‘School of Assassins’: Protests Demand Closure of Notorious Training Camp
“Despite a shocking human rights abuse record, the School of the Americas continues to operate with US taxpayer money. Closing the SOA would send a strong human rights message to Latin America and the world,” said SOA Watch founder Father Roy Bourgeois.
Ahead of the actions on Friday, SOA Watch national organizer Hendrik Voss told local media, “We have to take an honest look at the violence the United States is exporting all over the world. If we don’t do that, nothing is goi…ng to change.”
“We say we are standing in solidarity with people of Latin America,” Voss told the Columbus Ledger-Inquirer on Saturday. “When those people are forced from their home country because of SOA violence, they are being mistreated. We extend our solidarity with them.”
The weekend of action expanded its focus to include Stewart Immigrant Detention Center about nine years ago. “We have to address the root causes of migration, which to a major part lie in the deplorable economic and military policies, which the United States has imposed on Latin America,” Borgeois said.
For many activists, SOA has become a notorious symbol of U.S.-backed human rights abuses in Latin America.
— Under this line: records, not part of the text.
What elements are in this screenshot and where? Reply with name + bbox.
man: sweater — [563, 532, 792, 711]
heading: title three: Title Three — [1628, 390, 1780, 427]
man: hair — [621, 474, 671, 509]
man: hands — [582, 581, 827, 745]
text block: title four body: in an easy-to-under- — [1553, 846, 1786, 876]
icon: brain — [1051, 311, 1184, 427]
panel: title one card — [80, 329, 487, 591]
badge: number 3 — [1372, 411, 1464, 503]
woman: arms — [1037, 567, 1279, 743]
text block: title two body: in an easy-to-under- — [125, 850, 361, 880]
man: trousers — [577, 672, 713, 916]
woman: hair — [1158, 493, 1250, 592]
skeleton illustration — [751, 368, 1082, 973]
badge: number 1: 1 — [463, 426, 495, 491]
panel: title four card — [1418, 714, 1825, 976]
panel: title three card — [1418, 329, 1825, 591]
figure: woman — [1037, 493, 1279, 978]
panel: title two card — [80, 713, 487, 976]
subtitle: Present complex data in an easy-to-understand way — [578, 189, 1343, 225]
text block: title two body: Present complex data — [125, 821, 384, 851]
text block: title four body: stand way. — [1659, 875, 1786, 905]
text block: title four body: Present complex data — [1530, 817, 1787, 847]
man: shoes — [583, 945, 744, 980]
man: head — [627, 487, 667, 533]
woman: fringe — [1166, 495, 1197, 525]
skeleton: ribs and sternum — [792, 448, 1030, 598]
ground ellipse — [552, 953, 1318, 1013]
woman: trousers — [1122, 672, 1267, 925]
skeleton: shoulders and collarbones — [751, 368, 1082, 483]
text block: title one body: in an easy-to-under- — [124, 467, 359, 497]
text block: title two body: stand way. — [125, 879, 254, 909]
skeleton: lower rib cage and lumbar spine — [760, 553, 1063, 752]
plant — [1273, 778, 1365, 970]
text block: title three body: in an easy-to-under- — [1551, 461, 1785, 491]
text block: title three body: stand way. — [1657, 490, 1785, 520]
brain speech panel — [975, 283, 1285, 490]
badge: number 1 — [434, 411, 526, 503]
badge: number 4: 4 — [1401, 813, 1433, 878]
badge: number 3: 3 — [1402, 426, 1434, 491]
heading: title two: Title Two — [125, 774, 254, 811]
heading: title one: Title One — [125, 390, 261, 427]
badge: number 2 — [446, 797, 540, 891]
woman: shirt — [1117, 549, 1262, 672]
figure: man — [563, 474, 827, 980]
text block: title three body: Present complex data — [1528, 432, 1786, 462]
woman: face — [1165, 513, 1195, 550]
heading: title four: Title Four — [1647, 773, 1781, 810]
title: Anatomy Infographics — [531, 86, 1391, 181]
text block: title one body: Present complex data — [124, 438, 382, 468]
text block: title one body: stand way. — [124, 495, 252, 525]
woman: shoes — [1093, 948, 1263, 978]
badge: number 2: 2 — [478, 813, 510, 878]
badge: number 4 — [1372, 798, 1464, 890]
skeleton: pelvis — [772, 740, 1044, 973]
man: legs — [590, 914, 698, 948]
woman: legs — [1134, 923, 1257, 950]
The taxpayer-funded school now known as the Western Hemisphere Institute for Security Cooperation educated several dictators from the region, as well as their military officials, and included torture, extortion, and execution in its curriculum. Yet as SOA Watch points out, despite evidence of human rights abuses connected to the school’s graduates, “no independent investigation into the facility has ever taken place.”